Troy doesn't argue with me, which I appreciate. "I think you're a great uncle."

"Thanks."

"But you'd be an even better dad." Never mind. There goes his acceptance and non-judgment.

"Well, I'm not going to be one, so you'd better have eighteen kids to make up for it."

"Come on, London. Why don't you want to have kids? You can't tell me that practicing tax law satisfies your every need in life."

"Marriage and children wouldn't satisfy my every need in life, either."

"Do you have, like, a health issue?” His voice drops at the last three words.

"I'm not impotent or infertile," I say. At least, I'm pretty sure. The doctor would have mentioned it at my last physical. Not that I want to discuss my reproductive health with my brother.

"Okay, geez, no need to be so testy." A grin lights up his face. "Get it,testy? Because—"

"Troy," I say in a warning tone.

He holds up his rubber-gloved hands in a posture of surrender. "Why don't you want to have kids? You're not terrible-looking, you know, if you're worried they'd be bullied for their looks."

I sigh. "Why would I be scared of my children looking like me?"

"You're not giving me any other reasons."

Staring into the damp dishtowel in my hands like it will give me answers, I look up again. "Because the last thing I want is for my kids to grow up watching their parents fight like ours did."

Troy shrugs. "I really don’t think their marriage is that bad. You have to remember, they had their happy moments.”

“Not that I remember,” I mutter.

“They used to go on dates and stuff. Life just gets busy with five kids. But now that Dad’s retired, I’m sure things will be different. They’ll have more time for each other,” Troy says reassuringly. “We already talked about this last time, remember?”

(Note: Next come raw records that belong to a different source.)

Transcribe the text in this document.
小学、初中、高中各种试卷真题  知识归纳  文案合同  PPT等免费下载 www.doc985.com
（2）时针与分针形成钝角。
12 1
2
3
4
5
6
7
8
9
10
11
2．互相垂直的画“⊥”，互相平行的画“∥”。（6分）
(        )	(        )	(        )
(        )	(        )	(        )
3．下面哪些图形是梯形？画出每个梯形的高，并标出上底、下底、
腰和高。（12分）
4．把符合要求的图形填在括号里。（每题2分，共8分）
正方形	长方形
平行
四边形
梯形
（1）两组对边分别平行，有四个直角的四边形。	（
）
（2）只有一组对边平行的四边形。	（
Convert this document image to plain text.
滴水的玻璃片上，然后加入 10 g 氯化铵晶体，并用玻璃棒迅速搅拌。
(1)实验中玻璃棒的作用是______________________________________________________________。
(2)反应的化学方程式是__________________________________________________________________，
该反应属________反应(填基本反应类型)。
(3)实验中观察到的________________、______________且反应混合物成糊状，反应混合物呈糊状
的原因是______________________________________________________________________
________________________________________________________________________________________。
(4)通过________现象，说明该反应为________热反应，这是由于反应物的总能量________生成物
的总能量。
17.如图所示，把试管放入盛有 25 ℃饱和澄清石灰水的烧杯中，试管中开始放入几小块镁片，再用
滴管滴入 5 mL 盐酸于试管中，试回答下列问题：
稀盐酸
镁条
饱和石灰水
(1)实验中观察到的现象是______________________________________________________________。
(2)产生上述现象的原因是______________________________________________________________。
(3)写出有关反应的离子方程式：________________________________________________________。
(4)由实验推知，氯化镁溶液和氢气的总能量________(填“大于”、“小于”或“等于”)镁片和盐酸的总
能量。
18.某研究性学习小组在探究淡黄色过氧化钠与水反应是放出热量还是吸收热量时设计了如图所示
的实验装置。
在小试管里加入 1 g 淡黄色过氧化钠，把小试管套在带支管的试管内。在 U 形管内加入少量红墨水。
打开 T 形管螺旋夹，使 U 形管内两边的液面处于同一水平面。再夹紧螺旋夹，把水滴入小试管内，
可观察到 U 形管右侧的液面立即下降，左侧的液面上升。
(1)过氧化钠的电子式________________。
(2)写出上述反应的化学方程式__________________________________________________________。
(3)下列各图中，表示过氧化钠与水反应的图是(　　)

“Right.” But it didn’t assuage my worries last time, and somehow I don’t think any more conversations will.

Troy sighs. “Every marriage goes through a rough patch.”

If that’s the case, my parents’ ‘rough patch’ has lasted twenty-seven years. But I don’t say that. Maybe he’s right, and I was just too young to remember when our parents were happy.

Maybe it's true that they were happy once. But it still scares me to think that means even happy marriages can disintegrate the way theirs has.

Chapter Fifteen: Gloria

At half past eleven, I've pored over every word of this contract, trying to find a loophole for my client. So far, it seems ironclad, and I'm more than ready for a break.

Rummaging through my oversized tote to find my lunch bag, I realize I left it at home.Shoot. The thought of my pork adobo with rice, abandoned on my kitchen counter, makes my stomach growl. A text dings on my phone.

Raina

Lunch in twenty minutes? We could get tacos at the food truck in front of your work!